Settlers Igloo spider
- Conservation status: Least Concern (SANBI Red List)

Scientific classification
- Kingdom: Animalia
- Phylum: Arthropoda
- Subphylum: Chelicerata
- Class: Arachnida
- Order: Araneae
- Infraorder: Araneomorphae
- Family: Zodariidae
- Genus: Diores
- Species: D. recurvatus
- Binomial name: Diores recurvatus Jocqué, 1990

= Diores recurvatus =

- Authority: Jocqué, 1990
- Conservation status: LC

Species of spider

Diores recurvatus is a species of spider in the family Zodariidae. It occurs in southern Africa and is commonly known as the Settlers Igloo spider.

== Distribution ==
Diores recurvatus is found in South Africa and Zimbabwe. In South Africa, it has been recorded from five provinces: the Free State, Gauteng, Limpopo, Mpumalanga, and North West. The species was originally described from Settlers in Limpopo province.

== Habitat ==
The species inhabits the Grassland and Savanna biomes at altitudes ranging from 883 to 1758 metres above sea level. It has also been sampled from cotton fields.

== Description ==

Males of Diores recurvatus have a total length of 4.68 mm, while females measure 5.00 mm. The carapace is yellow and slightly orange in the cephalic area, with the sternum being pale yellow. Males have a yellowish-brown scutum on the opisthosoma surrounded by sepia coloration, with the sides and venter being pale.

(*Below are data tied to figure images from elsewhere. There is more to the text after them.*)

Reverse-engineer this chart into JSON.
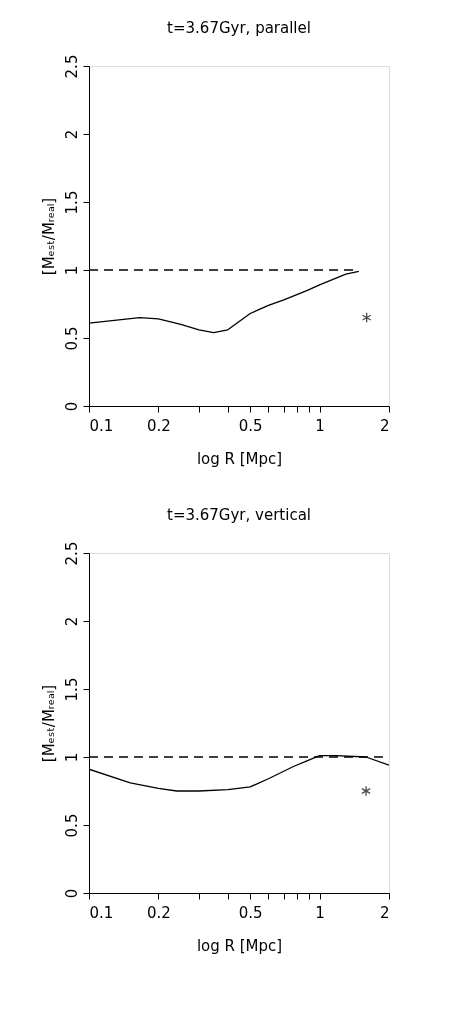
{
  "chart_data": [
    {
      "type": "line",
      "title": "t=3.67Gyr, parallel",
      "xlabel": "log R [Mpc]",
      "ylabel": "[Mₑₛₜ/Mᵣₑₐₗ]",
      "log": "x",
      "grid": false,
      "marker": "none",
      "line_style": "solid",
      "xlim": [
        0.1,
        2
      ],
      "ylim": [
        0,
        2.5
      ],
      "xticks": [
        0.1,
        0.2,
        {
          "value": 0.3,
          "label": null
        },
        {
          "value": 0.4,
          "label": null
        },
        0.5,
        {
          "value": 0.6,
          "label": null
        },
        {
          "value": 0.7,
          "label": null
        },
        {
          "value": 0.8,
          "label": null
        },
        {
          "value": 0.9,
          "label": null
        },
        1,
        2
      ],
      "yticks": [
        0,
        0.5,
        1,
        1.5,
        2,
        2.5
      ],
      "series": [
        {
          "color": "#000000",
          "x": [
            0.1,
            0.166,
            0.2,
            0.25,
            0.3,
            0.347,
            0.4,
            0.5,
            0.6,
            0.7,
            0.885,
            1,
            1.3,
            1.48
          ],
          "values": [
            0.61,
            0.65,
            0.64,
            0.6,
            0.56,
            0.54,
            0.56,
            0.68,
            0.74,
            0.78,
            0.85,
            0.89,
            0.97,
            0.99
          ]
        },
        {
          "color": "#000000",
          "line_style": "dashed",
          "x": [
            0.1,
            1.48
          ],
          "values": [
            1,
            1
          ]
        },
        {
          "type": "scatter",
          "marker": "cross",
          "color": "#000000",
          "x": [
            1.6
          ],
          "values": [
            0.65
          ]
        }
      ]
    },
    {
      "type": "line",
      "title": "t=3.67Gyr, vertical",
      "xlabel": "log R [Mpc]",
      "ylabel": "[Mₑₛₜ/Mᵣₑₐₗ]",
      "log": "x",
      "grid": false,
      "marker": "none",
      "line_style": "solid",
      "xlim": [
        0.1,
        2
      ],
      "ylim": [
        0,
        2.5
      ],
      "xticks": [
        0.1,
        0.2,
        {
          "value": 0.3,
          "label": null
        },
        {
          "value": 0.4,
          "label": null
        },
        0.5,
        {
          "value": 0.6,
          "label": null
        },
        {
          "value": 0.7,
          "label": null
        },
        {
          "value": 0.8,
          "label": null
        },
        {
          "value": 0.9,
          "label": null
        },
        1,
        2
      ],
      "yticks": [
        0,
        0.5,
        1,
        1.5,
        2,
        2.5
      ],
      "series": [
        {
          "color": "#000000",
          "x": [
            0.1,
            0.151,
            0.2,
            0.24,
            0.3,
            0.4,
            0.5,
            0.6,
            0.77,
            1,
            1.18,
            1.59,
            2
          ],
          "values": [
            0.91,
            0.81,
            0.77,
            0.75,
            0.75,
            0.76,
            0.78,
            0.84,
            0.93,
            1.01,
            1.01,
            1.0,
            0.94
          ]
        },
        {
          "color": "#000000",
          "line_style": "dashed",
          "x": [
            0.1,
            2
          ],
          "values": [
            1,
            1
          ]
        },
        {
          "type": "scatter",
          "marker": "cross",
          "color": "#000000",
          "x": [
            1.59
          ],
          "values": [
            0.75
          ]
        }
      ]
    }
  ]
}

Females have basically similar coloration but are generally darker overall.

== Ecology ==
Diores recurvatus are free-living ground-dwellers that have been sampled from grassland and savanna environments as well as agricultural areas.

== Conservation ==
The species is listed as Least Concern due to its wide geographical range. It has been sampled from eight protected areas, including Nylsvley Nature Reserve, Blouberg Nature Reserve, and Suikerbosrand Nature Reserve.